Root cause: Docker Swarm assigns a new random container ID as $HOSTNAME on every
task restart, making node_id, api_addr, and cluster_addr change with each restart.
Vault could not recognize its own Raft data → cluster never reformed after restart.
Fixes:
- docker-stack-vault.yml: add hostname: "vault-{{.Task.Slot}}.iklim.co" so each
replica gets a stable, slot-based hostname covered by the *.iklim.co wildcard cert.
Replace STABLE_ID/NODE_ID_PLACEHOLDER logic with a single HOSTNAME_PLACEHOLDER sed.
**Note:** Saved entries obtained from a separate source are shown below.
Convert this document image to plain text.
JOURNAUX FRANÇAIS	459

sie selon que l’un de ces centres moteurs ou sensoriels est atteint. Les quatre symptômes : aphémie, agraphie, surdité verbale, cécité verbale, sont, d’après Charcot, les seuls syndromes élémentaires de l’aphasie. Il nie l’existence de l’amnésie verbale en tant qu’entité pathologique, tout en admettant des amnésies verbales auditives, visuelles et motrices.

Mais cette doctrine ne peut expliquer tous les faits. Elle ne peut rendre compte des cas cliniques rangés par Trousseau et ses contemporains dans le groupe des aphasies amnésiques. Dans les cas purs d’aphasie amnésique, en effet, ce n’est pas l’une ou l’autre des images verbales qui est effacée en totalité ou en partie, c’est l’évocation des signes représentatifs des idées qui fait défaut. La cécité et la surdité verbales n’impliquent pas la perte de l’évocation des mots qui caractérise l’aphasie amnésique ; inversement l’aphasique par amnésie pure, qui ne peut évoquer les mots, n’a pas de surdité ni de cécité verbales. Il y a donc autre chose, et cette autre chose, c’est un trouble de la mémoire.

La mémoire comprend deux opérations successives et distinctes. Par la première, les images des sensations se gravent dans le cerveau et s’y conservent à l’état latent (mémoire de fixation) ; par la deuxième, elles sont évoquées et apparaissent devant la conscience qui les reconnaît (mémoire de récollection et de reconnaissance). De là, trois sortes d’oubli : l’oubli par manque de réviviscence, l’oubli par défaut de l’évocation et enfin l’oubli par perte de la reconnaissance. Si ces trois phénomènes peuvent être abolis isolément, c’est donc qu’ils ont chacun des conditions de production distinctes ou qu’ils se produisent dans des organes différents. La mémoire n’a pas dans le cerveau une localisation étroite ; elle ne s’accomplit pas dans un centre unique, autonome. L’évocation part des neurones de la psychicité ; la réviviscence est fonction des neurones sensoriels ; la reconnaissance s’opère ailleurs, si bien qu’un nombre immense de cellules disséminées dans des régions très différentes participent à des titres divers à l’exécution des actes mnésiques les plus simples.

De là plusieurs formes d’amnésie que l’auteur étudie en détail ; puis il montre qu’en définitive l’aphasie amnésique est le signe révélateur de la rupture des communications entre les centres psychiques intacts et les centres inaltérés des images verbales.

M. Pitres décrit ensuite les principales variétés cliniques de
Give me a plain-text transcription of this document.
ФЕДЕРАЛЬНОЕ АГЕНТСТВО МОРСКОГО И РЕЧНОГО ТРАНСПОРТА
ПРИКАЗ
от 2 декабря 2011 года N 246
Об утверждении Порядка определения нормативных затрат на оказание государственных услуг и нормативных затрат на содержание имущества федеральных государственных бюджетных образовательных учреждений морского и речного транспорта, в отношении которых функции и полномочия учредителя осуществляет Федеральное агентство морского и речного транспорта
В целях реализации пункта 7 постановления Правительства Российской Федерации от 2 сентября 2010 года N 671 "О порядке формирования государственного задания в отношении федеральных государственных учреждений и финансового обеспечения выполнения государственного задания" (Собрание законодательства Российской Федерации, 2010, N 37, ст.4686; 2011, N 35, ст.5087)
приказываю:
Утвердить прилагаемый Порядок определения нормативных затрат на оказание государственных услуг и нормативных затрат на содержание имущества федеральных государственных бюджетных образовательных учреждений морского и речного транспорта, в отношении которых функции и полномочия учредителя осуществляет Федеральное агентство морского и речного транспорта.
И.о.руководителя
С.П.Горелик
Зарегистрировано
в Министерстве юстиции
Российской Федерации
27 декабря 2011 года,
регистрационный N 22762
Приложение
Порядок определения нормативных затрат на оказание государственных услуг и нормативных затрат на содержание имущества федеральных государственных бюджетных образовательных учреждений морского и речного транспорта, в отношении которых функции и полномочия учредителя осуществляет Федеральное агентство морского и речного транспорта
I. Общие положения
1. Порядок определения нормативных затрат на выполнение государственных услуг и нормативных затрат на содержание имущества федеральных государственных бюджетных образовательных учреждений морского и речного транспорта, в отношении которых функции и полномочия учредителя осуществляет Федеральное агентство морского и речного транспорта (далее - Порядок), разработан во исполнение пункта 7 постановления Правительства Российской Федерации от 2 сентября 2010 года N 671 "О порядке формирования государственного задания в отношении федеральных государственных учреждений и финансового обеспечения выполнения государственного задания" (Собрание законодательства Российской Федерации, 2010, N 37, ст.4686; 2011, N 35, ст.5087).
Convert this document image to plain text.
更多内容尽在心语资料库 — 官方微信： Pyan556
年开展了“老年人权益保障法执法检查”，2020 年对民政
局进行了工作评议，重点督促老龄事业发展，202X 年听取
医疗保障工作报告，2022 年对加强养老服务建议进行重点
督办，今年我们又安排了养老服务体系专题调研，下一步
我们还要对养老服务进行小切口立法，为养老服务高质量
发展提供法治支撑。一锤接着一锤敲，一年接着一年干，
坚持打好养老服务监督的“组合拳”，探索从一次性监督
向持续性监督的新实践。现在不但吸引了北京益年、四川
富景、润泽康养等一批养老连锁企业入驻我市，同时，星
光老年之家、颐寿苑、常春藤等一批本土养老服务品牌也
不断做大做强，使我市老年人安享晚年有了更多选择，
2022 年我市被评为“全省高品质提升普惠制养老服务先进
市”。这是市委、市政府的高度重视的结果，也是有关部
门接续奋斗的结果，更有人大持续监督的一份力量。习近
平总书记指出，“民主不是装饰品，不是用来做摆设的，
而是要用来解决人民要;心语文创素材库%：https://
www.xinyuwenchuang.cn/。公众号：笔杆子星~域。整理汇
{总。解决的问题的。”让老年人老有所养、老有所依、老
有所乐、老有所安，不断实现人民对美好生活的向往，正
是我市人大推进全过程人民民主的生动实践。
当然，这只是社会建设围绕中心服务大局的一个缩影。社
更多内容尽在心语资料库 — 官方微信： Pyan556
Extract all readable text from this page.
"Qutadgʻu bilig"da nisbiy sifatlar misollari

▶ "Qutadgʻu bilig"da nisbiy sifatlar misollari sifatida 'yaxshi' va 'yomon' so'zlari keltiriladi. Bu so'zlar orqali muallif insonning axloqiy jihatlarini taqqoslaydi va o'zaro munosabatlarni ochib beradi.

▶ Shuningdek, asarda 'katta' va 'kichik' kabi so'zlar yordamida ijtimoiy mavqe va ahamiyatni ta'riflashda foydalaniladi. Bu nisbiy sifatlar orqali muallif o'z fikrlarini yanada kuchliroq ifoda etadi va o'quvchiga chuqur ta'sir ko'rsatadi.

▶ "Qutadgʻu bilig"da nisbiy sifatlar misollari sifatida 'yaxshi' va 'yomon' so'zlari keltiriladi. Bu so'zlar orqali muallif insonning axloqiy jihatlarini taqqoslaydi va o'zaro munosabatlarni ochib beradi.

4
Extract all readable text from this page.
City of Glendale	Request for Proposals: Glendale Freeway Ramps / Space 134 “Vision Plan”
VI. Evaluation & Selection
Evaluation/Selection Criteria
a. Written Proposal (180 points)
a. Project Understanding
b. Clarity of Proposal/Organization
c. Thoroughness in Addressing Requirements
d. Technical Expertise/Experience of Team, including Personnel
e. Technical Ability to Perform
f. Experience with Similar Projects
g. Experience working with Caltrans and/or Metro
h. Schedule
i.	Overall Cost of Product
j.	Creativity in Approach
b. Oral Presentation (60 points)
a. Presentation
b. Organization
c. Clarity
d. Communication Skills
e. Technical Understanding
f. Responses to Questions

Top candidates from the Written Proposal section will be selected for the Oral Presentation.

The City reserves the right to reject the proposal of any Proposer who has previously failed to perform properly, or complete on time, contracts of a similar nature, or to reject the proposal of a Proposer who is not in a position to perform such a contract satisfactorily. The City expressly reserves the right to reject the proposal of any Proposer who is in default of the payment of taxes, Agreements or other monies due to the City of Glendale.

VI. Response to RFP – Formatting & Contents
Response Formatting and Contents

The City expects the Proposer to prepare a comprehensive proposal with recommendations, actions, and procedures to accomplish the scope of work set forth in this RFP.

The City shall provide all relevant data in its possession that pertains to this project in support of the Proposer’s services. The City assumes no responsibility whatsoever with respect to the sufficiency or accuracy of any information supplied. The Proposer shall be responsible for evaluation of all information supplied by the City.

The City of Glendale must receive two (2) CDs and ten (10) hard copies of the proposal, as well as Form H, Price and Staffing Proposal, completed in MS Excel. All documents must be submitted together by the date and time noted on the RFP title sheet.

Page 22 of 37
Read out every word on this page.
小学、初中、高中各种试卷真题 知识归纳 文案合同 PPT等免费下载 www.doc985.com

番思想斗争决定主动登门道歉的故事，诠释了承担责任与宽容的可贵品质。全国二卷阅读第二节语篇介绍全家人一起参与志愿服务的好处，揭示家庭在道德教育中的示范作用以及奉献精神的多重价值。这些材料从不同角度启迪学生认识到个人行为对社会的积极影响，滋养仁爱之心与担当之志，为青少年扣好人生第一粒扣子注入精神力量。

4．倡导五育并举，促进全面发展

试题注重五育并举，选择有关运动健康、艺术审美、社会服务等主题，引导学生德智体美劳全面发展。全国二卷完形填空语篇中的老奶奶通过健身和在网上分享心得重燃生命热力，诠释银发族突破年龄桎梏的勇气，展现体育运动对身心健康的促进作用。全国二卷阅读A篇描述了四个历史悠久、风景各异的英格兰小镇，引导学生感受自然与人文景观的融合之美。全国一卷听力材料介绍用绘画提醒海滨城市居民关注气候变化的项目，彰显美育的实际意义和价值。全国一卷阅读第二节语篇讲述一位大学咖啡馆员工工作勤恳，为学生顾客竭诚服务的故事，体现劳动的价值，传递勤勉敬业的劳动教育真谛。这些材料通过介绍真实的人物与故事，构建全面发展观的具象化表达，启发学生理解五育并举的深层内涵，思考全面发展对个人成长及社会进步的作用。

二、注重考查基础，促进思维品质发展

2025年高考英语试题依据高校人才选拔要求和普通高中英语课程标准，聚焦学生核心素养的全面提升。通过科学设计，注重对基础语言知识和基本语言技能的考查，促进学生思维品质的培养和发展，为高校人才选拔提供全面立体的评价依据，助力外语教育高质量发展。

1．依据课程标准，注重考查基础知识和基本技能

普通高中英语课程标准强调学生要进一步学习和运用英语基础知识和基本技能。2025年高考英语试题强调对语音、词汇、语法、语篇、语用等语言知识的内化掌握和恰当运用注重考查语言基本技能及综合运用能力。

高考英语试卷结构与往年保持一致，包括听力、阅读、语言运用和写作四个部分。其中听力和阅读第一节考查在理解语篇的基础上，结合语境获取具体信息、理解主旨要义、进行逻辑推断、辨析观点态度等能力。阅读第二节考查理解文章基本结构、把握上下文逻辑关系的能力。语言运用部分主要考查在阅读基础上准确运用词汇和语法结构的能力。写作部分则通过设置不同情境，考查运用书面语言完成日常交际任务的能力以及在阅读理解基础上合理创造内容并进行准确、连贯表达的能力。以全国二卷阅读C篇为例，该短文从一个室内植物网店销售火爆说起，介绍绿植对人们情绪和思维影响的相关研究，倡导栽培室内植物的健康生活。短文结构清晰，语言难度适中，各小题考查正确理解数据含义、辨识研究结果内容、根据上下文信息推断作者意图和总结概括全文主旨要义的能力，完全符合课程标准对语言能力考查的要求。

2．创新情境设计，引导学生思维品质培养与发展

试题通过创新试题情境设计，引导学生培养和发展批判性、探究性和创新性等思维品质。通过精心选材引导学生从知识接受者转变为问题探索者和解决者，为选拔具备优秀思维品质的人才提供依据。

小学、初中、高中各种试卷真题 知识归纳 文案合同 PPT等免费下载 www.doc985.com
Replace single unseal attempt with a retry loop (90×2s) so peer nodes unseal as
soon as they join Raft, without needing external intervention.
- vault-bootstrap.sh: add ADIM 6b — after rolling restart, wait for Raft leader to
unseal, wait for all peers to join Raft (vault operator raft list-peers), then
attempt explicit per-peer unseal via overlay network (best-effort).
ADIM 4 early-exit now fires N requests to the shared alias; all must return
Sealed: false before declaring the cluster healthy.
ADIM 7 polls up to 4 minutes via check_cluster_unsealed (9 shared-alias requests)
and retries peer unseal on each iteration.
- deploy-prod.yml: health check now fires 9 requests to the shared alias; all must
return Sealed: false (single-node check was masking partially-sealed clusters).